Zehn Minuten später stand sie vor meiner Tür, einen kleinen Koffer links von ihr und in ihrer Rechten Hand eine Tüte mit allem möglichen. Von Knabberzeug bis hin zu Beautyartikeln hatte sie alles dabei, was man sich vorstellen konnte. Sie trug einen farblich zusammenpassenden Jogginganzug, ihre Locken waren zu einem chaotischen Zopf gebunden und sie erweckte generell den Eindruck, als würde sie auf eine Sleepover-Party gehen. Ohne ein Wort zu sagen zog sie mich in eine feste Umarmung. Sie schickte mich auf mein Sofa und kochte Tee, obwohl ich doch der Gastgeber war. Ich wartete zwanzig Minuten ehe sie erst Tassen und eine Kanne brachte und schließlich mit einer Snackplatte im Wohnzimmer auftauchte und sich neben mir auf die Couch setzte. Also erzählte ich ihr schließlich all das, was ich Jaden erzählt hatte und wieder brauchte ich jemanden, der mich hielt und es einfach geschehen ließ.

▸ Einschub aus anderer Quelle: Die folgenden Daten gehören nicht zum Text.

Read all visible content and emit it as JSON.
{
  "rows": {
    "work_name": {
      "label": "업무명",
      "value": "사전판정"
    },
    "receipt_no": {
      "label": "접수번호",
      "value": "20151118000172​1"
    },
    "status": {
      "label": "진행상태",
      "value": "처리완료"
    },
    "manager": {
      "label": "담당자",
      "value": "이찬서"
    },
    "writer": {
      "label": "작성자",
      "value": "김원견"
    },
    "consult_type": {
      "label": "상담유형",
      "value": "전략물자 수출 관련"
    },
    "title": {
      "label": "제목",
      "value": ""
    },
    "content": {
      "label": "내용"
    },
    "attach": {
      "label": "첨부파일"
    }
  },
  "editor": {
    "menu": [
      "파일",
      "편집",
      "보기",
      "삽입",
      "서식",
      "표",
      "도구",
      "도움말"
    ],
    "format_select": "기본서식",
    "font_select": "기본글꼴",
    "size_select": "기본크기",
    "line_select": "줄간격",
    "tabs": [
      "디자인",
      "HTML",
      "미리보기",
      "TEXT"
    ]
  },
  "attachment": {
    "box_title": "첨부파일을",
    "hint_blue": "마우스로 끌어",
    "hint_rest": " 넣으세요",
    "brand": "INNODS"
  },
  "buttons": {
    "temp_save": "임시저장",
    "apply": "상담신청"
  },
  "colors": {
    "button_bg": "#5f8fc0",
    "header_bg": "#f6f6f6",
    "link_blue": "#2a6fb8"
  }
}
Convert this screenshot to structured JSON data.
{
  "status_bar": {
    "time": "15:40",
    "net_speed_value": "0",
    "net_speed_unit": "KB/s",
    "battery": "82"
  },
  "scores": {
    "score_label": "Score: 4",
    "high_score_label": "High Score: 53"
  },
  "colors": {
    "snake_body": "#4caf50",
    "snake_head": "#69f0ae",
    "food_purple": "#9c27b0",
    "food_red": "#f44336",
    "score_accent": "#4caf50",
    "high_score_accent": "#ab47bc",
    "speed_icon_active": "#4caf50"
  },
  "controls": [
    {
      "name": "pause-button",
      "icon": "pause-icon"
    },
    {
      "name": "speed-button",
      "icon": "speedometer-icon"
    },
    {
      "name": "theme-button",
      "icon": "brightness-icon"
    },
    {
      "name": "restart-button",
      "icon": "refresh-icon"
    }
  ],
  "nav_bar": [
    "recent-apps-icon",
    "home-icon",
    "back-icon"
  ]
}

„Es tut mir so leid Hayden. Wirklich. Dass es so kommt hätte ich niemals erwartet" sagte sie, als meine Tränen endlich wieder getrocknet waren.

„Willst du, dass wir die Nachricht von Ezra zusammen lesen? Im Ernst, er wirkte die letzten Wochen wirklich bedrückt Hayden. Ich weiß, dass es für dich auch schlimm war aber er war auch wirklich niedergeschlagen. Ich musste ihn mehrmals davon abhalten, zu Jaden zu fahren."

„Er wollte zu mir?" fragte ich ungläubig. Nach allem, was ich mir erlaubt hatte.

„Da kannst du einen drauf lassen. Aber ich will nicht für ihn sprechen, das wäre nicht fair. Gib mir dein Handy, ich les es dir vor okay? Und wenn es nicht mehr geht dann sag Stop und wir hören auf ja?" Ich zögerte, starrte auf meine letzten Chats in meiner Messenger-App.

Mein Finger schwebte einige Zeit über Ezra's Namen. Allein sein Profilbild in Miniaturansicht bildete einen Kloß in meinem Hals. Es war nur eine einzige Nachricht von ihm und ich wollte sie so gerne lesen aber ich schaffte es einfach nicht. Also nickte ich resigniert und reichte meiner besten Freundin mein Handy.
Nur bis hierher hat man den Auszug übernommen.